In the penultimate issue of Marvel Comics’ Star Wars: Yoda miniseries (released yesterday), the diminutive green Jedi Master partners with Anakin Skywalker to combat a so-called Megadroid during the Clone Wars.
Yoda #9, written by Marc Guggenheim, begins where the previous issue left off– with the Megadroid staring down Anakin and the titular Jedi Master on the surface of the planet Golatha. This abnormally large droid is made of impenetrable durasteel that even the two Jedi’s lightsabers can’t cut through, so Yoda is forced to improvise during the battle. He tells Anakin to distract their foe while he climbs its enormous structure, opens a panel, and climbs inside. Unfortunately this action triggers a transformation mode, with the droid turning into a UFO-shaped spacecraft, hurtling into the planet’s atmosphere and beyond into space. As the temperature grows colder and his oxygen supply begins to dwindle, Yoda accepts what might be his ultimate fate until young Skywalker shows up at the last minute and initiates a rescue– but not before Yoda imparts one last lesson about how Anakin needs to learn to believe in his own abilities with the Force. Yoda survives this incident, of course, and the issue ends by flashing back to the “present” of the comic (the period set between the events of Star Wars: Episode IV – A New Hope and The Empire Strikes Back) where he must come to terms with the recent death of his old friend Obi-Wan Kenobi.
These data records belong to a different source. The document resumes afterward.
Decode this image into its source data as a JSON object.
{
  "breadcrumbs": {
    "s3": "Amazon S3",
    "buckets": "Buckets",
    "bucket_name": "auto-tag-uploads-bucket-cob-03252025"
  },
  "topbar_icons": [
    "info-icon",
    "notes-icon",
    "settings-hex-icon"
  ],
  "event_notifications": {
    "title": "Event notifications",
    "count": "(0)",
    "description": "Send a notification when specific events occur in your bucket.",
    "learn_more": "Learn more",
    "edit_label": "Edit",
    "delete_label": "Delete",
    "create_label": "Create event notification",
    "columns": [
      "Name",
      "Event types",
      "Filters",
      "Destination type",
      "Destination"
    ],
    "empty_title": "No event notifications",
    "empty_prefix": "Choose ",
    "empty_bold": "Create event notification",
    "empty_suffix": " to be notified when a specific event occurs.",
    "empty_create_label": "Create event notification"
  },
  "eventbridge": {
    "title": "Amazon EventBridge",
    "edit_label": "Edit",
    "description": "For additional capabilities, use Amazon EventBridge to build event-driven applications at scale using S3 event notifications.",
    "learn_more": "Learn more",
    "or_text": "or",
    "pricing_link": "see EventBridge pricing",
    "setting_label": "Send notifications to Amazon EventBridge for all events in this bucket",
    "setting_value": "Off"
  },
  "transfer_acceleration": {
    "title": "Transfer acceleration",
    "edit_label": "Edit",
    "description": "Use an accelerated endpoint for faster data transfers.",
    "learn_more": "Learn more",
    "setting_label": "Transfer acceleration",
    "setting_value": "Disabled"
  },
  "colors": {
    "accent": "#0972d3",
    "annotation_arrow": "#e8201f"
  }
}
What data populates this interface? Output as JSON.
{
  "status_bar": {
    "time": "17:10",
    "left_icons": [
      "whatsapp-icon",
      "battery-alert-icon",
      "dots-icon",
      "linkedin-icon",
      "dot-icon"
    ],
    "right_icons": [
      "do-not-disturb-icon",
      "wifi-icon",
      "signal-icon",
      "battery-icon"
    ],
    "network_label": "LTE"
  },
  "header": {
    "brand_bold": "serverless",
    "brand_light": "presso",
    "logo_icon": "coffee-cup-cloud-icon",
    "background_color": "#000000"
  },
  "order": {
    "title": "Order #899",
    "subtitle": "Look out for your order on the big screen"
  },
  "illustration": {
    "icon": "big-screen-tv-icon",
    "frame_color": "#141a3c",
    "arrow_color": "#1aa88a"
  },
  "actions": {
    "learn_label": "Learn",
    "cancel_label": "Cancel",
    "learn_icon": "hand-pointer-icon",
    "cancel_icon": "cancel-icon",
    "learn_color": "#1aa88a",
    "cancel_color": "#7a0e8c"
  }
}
We also get a fairly interesting bit of character development for Yoda in the last few panels here: because he failed to detect Sheev Palpatine’s designs on claiming the Republic for his own (and also lost to him in a one-on-one lightsaber duel on the Senate floor), he blames himself for the fall of the Jedi Order and rise of the Galactic Empire. Yoda even goes so far as to say that “better off the galaxy is” without him in it. Now, anyone considering this turn of events in the context of recent Star Wars content will put two-and-two together and realize that Guggenheim is likely intentionally echoing Luke Skywalker’s self-imposed exile in 2017’s Star Wars: The Last Jedi. And with just one issue of Star Wars: Yoda left to go, I’m guessing that writer Cavan Scott (who is set to deliver the final outing) will impart the story of how Yoda came to trust in himself once again, just in time for him to train Anakin’s son Luke Skywalker in the ways of the Force when he arrives on Dagobah. I’m definitely enjoying how this is all coming together, and despite a minor nitpick or two (like the explanation why Yoda is able to cut through the droid from the inside) I thought this was a really fun, fast-paced issue. Like I said last month, it’s cool to see Yoda and Anakin paired up and to watch their personalities bounce off each other, and artist Alessandro Miracolo did a great job of bringing Guggenheim’s narrative to life on the page.
Star Wars: Yoda #9 is available now wherever comic books are sold.